Growing up in the same Raleigh neighborhood, Michael Truesdale and Justin Kelly created a friendship that Truesdale says is more like brotherhood.
Now, they’re business partners. And after just a year, their tech startup SneakPeek was named part of the Fall 2023 TechStars Detroit class in October; was accepted in February to participate in the upcoming cohort of the Launch Chapel Hill accelerator; and have been selected to present at CED’s Venture Connect summit in Raleigh on March 20-21.

SneakPeek is a Chapel Hill-based startup that uses AI to authenticate sneakers in the second-hand resale market.
Truesdale and Kelly got the inspiration for SneakPeek in 2016 when Truesdale was studying abroad in China and Kelly was working there. The two visited local Chinese knockoff markets and were surprised at the volume of counterfeit sneakers.
“They weren’t great back then, but we saw the way they were being made and mass-produced,” Kelly said. “Unfortunately, we’ve come across counterfeits that we’ve purchased, and there’s just been no way to really authenticate these items in the market. And these are items where you’ll pay like $800 for just to find out that it’s fake.”
SneakPeek primarily operates on a B2B business model. Truesdale says enterprises such as eBay and StockX receive approximately 5,000 pairs of sneakers per day per location.
SneakPeek streamlines the authentication process of these sneakers for enterprises by using AI trained to detect deficiencies in and the authenticity of sneakers. The companies simply upload a series of images to SneakPeek and get instant feedback on the authenticity of the shoes. Truesdale said they eventually hope to replace the images with a video. After the authentication process, SneakPeek installs an NFC chip—it stands for “near-field communication”—in each shoe.

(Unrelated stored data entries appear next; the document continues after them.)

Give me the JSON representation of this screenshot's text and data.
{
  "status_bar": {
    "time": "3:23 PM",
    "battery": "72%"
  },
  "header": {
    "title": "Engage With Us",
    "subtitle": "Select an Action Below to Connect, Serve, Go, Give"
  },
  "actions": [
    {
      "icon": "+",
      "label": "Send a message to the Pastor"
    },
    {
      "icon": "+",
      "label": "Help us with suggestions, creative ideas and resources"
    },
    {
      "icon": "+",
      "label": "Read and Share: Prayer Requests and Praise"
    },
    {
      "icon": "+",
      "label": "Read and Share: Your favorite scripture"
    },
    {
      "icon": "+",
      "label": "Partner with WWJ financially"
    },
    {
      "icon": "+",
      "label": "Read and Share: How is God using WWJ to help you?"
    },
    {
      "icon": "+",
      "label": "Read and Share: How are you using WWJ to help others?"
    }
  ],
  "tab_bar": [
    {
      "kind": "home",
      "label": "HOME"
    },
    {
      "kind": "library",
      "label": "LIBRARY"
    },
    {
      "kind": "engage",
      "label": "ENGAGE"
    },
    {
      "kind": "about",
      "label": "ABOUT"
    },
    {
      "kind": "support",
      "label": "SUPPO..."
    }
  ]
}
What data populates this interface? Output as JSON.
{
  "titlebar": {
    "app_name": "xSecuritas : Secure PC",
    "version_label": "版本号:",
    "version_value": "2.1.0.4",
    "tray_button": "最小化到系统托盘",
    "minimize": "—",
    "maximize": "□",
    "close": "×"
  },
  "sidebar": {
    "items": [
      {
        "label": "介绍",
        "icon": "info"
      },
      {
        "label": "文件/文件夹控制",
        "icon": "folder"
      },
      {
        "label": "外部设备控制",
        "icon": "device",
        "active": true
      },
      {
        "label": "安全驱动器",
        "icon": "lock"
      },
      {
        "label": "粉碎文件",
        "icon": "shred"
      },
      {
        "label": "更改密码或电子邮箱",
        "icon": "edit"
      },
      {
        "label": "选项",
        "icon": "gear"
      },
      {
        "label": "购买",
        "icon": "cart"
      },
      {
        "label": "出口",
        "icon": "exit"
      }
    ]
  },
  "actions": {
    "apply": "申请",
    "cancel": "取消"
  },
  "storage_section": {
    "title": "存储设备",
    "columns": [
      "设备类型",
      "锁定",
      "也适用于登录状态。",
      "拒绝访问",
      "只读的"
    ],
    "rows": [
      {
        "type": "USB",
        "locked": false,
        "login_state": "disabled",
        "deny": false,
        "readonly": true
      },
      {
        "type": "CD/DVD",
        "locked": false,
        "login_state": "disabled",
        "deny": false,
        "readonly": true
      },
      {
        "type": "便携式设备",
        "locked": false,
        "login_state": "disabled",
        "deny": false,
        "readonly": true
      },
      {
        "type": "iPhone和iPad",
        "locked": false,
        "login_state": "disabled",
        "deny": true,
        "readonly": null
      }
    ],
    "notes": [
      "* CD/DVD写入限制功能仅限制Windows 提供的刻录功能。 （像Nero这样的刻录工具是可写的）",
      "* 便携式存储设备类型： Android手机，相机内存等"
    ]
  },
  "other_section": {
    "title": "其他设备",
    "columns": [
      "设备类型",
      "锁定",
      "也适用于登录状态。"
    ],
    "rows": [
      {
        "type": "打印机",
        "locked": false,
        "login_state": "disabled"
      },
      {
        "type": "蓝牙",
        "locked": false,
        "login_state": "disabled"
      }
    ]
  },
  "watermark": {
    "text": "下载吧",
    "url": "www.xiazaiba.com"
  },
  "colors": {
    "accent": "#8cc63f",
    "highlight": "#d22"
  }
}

Anytime a sneaker that’s been through SneakPeek’s authentication process comes into an enterprise’s authentication facility, it can simply scan the NFC chip in the sneaker, meaning it doesn’t have to go back through the authentication process. Truesdale says the scanning is the same tap process used by Apple Pay.
SneakPeek generates revenue through the authentication process and through chip installations. The NFC chips are the primary differentiator between SneakPeek and its competitors.
“None of the other competitors are doing anything like that because it would basically cannibalize their existing business model,” Kelly said. “They rely solely on getting authentications; that’s how they make their money.”
Truesdale and Kelly work full-time on SneakPeek. They bootstrapped the startup for the first nine months and then won $20,000 at The Enterprise Center Most Diverse Tech Hub pitch competition in October and, more recently, a grant from the University of Pennsylvania for $5,000.
The grant and pitch competition money—along with SneakPeek’s acceptance to Launch Chapel Hill, TechStars Detroit and CED’s Venture Connect—have Truesdale and Kelly optimistic about the startup’s future and ability to generate funding.
Initial conversations with enterprises such as eBay also encouraged the two founders for their startup’s future. SneakPeek currently has three customers, all of whom are in their free trial phase.
The customers are smaller boutiques and shops, but Kelly says they have been instrumental in helping SneakPeek find bugs and areas of improvement.
This is key to the startup’s ultimate goal of scaling up to large enterprises like eBay and StockX and expanding beyond sneakers into other collectible items such as toys, trading cards and memorabilia.

The founders also plan to launch SneakPeek’s detection and portfolio features soon, which will show customers their authenticated shoes and enable them to take pictures of shoes they see to find where they can purchase them.
SneakPeek generates revenue from this through an affiliate fee, which is collected when a customer purchases a pair of shoes through a site they were directed to by SneakPeek.
The total addressable market (TAM) of resale sneakers is $114 billion, and for all collectibles it’s $458.2 billion. Truesdale and Kelly have to improve SneakPeek before they can begin to more fully address that market, though.
The two founders say fixing bugs, improving scalability capacity, raising funds and getting a pilot by the end of Q2 are their primary short-term goals before taking some of the bigger steps, such as going after larger enterprises and converting customers from their free trial stage to paying customers.
Truesdale said if there’s one thing he wants potential investors to know, it’s that “We’re scrappy, lean founders [and] we have built something pretty phenomenal in a small time window.”